Sunderland in the mid Nineties was a graveyard. Supporters were disillusioned that the club had not capitalised on promotion to the Premiership on the back of Swindon’s misdemean­ours, depressed by an in­creasingly under-populated ground that was run­ning to seed and despairing at the lack of quality on the pitch. In that sense, Butcher was unlucky. It was the wrong club at the wrong time. He became man­ager, replacing Malcolm Crosby, simply by dint of being a respected big-name player and because the board had neither the wit nor inclination to search actively for a more suitable replacement.

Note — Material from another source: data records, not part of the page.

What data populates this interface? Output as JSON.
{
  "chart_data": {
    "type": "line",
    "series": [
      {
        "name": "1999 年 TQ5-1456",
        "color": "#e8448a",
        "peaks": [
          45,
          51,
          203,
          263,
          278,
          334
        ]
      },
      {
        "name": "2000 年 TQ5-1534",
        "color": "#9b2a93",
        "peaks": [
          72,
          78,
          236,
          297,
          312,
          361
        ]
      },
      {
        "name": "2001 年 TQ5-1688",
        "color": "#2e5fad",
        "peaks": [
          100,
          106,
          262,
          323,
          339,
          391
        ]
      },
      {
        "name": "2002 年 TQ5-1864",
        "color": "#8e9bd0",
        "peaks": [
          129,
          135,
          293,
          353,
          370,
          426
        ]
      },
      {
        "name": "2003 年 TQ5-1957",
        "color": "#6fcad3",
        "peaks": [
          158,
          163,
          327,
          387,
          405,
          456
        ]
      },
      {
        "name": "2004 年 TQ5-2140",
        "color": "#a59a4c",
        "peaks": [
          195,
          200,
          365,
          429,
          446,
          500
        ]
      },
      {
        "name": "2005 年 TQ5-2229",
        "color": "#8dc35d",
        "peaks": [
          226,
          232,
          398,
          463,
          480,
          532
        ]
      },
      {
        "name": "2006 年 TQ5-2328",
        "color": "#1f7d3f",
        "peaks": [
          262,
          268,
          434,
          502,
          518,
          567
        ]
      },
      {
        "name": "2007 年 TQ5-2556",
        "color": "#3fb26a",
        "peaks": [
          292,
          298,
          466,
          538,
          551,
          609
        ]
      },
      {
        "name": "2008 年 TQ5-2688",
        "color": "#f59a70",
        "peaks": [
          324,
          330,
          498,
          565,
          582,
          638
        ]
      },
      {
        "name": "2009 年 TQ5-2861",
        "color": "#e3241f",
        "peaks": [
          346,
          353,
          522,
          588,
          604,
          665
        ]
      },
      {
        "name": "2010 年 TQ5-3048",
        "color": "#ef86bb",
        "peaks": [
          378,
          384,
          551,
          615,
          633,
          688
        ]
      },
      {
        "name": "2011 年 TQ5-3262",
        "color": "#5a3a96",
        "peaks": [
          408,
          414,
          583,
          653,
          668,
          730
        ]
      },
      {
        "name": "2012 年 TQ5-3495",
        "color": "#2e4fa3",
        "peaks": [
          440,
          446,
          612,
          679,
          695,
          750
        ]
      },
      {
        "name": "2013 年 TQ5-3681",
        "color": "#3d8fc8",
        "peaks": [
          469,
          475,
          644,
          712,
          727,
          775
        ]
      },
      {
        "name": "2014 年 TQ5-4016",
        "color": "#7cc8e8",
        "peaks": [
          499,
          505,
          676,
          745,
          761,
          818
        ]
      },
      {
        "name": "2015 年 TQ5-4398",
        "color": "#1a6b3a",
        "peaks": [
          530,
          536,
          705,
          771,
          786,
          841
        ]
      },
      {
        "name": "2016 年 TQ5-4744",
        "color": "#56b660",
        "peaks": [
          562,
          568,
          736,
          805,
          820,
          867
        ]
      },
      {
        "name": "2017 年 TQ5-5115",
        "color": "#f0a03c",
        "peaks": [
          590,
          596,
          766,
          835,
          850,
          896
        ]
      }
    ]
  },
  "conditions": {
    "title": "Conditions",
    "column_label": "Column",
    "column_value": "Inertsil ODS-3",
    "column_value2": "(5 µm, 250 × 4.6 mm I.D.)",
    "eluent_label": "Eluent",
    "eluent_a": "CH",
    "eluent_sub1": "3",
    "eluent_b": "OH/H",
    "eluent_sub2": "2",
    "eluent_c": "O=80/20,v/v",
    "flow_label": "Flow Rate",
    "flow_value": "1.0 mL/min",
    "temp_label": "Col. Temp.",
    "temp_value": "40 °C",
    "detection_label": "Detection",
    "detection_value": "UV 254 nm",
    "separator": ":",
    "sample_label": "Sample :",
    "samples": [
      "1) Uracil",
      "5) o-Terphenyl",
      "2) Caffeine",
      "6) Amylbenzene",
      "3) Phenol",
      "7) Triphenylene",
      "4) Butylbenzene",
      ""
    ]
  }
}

In the euphoria that accompanies these moments, the fact that he had been a whopping great flop as boss of Coventry was glossed over. His advocates pointed instead to his playing career at Sunderland (38 games in the 1992-93 season) which had revealed him as still strong, astute and totally committed, as if these facts alone were evidence of managerial nous.

In reality, he didn’t have a clue. The football was dire, the team played without shape and the men But­cher chose to favour suggested he was a terrible judge of character. Chief culprit was Bobby Ferguson, But­cher’s coach. It is a sign of real plight when football fans call not merely for the head of the manager, but also for the head of the coach. “We are the Ferguson haters,” was the most vociferous chant we could mus­ter on that awful afternoon at Meadow Lane. Ferguson was a sour little man, with an entrenched view of the game that turned Roker Park into a no-man’s land. We loathed Butcher for having brought him in.

As for the players he signed, Butcher had us thumbing our Soccer Who’s Who to discover the merits of the quartet that arrived in the summer: Phil Gray, John Colquhoun, Derek Ferguson and Ian Rodgerson. We didn’t find many. Before the season started, in a near catastrophic moment symbolic of Butcher’s reign, they were involved in a car crash that incapacitated them all, nearly blind­ed Gray for life and proved grist to the doom-mongers’ mill. Less traumatic but equally symbolic was the fact that Phil Gray joined his name­sakes Michael and Martin at the club. Never was a colour more appropriate. The head­line hunters did not need to break sweat.

Supposedly more sinister were the players Butcher chose not to have around him. Dark rumours emerged that he wouldn’t have any Catholics in the side, a rem­nant of his Rangers days, and they reached a pitch with the inexplicable offloading of Anton Rogan, a dependable and popular Irish full-back.

By mid-November 1993 he was gone, on the back of a six-match losing streak that culminated in a 2-0 defeat at home to Southend. Roker Park rose to ap­plaud our chief tormentor that day, Stan Collymore, as he left the pitch. It was an accolade Butcher was never to receive.